Investigation on the Coherent Component of SHARAD Surface Echo and Surface Roughness: Scaling Behavior and Influence of Hurst Exponent

The radar surface echo can be separated into coherent and incoherent components by statistical approaches, and the coherent component can be described by a backscattering model related to the RMS height. According to backscattering models for fractal surfaces, the coherent power in decibels decreases with RMS height on a scale independent of the wavelength at a rate depending on the Hurst exponent and the roughness scale. We extract the coherent power in four research areas by fitting the amplitude distribution of the Martian surface echoes recorded by the SHARAD radar, and compare the coherent power with the RMS height derived from pulse width of the MOLA laser altimeter. Scatter plots of squared MOLA-derived RMS height-coherent power are drawn to estimate the rates of coherent power fall-off by linear fitting, and the fitting power fall-off rates are compared to the Hurst exponents derived from digital terrain models in those areas.
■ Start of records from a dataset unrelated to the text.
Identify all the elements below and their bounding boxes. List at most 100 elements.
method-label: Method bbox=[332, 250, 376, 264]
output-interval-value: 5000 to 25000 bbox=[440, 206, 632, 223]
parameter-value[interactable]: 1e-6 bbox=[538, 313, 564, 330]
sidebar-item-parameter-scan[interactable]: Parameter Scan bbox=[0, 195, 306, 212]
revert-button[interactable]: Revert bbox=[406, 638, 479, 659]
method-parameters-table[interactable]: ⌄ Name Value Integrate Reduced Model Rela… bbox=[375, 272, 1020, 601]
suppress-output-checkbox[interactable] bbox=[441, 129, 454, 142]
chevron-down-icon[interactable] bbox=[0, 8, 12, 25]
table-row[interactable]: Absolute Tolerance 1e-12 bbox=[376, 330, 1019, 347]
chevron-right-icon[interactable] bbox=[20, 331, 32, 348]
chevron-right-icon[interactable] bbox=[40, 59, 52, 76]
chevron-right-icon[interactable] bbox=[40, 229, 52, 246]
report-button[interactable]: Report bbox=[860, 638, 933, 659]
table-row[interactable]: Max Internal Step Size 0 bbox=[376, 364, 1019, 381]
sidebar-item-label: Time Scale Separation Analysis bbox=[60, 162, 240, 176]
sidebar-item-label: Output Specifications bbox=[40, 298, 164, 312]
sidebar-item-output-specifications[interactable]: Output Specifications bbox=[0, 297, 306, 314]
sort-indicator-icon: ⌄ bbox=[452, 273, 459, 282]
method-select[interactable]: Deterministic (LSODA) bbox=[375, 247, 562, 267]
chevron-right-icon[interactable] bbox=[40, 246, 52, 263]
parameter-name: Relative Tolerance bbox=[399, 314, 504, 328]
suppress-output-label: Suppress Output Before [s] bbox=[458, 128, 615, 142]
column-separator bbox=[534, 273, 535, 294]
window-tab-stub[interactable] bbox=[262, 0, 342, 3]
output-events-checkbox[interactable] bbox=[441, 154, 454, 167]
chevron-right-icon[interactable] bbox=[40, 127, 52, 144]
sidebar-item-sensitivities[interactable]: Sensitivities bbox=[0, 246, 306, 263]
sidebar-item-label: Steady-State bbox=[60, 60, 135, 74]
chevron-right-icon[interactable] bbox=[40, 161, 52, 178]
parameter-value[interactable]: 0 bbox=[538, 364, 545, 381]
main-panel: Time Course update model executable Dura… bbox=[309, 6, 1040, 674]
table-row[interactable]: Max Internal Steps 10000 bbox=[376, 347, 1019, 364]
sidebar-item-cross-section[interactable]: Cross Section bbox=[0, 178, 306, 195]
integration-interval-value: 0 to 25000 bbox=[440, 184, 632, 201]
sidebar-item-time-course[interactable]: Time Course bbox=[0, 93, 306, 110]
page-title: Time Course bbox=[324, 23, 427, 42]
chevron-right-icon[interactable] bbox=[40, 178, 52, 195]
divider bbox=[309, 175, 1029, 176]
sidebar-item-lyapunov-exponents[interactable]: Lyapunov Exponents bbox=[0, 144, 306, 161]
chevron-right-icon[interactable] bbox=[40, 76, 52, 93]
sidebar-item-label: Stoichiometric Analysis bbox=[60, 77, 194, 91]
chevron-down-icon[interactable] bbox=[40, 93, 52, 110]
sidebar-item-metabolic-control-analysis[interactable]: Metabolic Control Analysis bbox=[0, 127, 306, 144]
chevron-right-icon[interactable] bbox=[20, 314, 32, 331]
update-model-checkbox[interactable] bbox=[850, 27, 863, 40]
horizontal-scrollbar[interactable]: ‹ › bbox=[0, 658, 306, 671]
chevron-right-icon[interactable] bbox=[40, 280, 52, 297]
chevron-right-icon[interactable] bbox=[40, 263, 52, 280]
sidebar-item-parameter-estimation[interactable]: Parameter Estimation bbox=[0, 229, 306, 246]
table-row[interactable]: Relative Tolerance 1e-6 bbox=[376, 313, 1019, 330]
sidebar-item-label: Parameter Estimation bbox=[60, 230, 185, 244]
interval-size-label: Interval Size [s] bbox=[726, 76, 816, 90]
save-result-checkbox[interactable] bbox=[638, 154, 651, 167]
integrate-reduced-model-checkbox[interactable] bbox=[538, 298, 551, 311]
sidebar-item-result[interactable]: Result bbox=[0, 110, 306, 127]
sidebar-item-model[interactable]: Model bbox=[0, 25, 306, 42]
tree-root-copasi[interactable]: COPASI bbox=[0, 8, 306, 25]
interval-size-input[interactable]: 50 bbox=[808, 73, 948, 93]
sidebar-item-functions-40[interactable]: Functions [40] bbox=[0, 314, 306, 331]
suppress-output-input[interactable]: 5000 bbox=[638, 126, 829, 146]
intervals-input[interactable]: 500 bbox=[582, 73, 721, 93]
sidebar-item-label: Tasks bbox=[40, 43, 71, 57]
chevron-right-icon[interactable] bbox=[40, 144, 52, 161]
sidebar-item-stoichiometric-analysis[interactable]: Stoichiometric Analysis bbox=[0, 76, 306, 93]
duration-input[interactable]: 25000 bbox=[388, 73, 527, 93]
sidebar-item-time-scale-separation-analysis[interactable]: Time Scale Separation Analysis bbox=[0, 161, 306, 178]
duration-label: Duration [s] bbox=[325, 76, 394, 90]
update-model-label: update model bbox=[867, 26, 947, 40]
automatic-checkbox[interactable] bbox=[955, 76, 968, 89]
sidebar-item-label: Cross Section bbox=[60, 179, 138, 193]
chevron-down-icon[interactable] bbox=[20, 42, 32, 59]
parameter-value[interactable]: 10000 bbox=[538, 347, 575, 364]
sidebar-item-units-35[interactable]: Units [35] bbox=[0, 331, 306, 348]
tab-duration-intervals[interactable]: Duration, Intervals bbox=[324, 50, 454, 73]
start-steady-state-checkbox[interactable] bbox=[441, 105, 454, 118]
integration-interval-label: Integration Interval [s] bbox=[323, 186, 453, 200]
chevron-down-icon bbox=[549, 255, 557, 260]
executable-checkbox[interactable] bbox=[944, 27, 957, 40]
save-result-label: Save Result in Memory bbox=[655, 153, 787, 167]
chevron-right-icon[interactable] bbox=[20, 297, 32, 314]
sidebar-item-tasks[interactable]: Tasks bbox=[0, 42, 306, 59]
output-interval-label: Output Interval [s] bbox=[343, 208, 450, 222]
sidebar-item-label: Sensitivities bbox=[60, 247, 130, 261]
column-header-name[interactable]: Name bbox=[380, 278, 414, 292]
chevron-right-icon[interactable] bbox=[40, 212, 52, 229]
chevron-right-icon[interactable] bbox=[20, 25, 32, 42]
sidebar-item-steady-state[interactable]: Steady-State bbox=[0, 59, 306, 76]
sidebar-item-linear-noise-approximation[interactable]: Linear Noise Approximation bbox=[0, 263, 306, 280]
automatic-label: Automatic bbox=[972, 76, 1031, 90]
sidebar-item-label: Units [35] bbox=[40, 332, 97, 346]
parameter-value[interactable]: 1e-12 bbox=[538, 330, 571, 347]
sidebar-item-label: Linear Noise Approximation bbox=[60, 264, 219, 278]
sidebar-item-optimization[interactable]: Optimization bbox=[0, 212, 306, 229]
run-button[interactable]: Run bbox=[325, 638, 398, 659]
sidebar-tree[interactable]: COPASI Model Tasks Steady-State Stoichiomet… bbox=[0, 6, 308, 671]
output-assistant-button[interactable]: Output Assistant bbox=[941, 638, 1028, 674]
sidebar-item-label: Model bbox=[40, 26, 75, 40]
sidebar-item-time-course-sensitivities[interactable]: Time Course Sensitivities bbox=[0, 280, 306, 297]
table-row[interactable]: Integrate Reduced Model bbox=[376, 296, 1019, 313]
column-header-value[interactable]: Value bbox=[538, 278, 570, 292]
The fitting rates decrease with the Hurst exponent, similar to the theoretical rates. However, the fitting rates decrease with the Hurst exponent more sharply than the theoretical prediction. We explain the mismatch with a linear assumption between different roughness parameters, which helps to estimate the Hurst exponent, and a significant discrepancy between the wavelength and the roughness scale might influence the estimation results due to the scaling dependence of the Hurst exponent. This paper offers an opportunity to learn about the Hurst exponent at a tens-of-meter scale.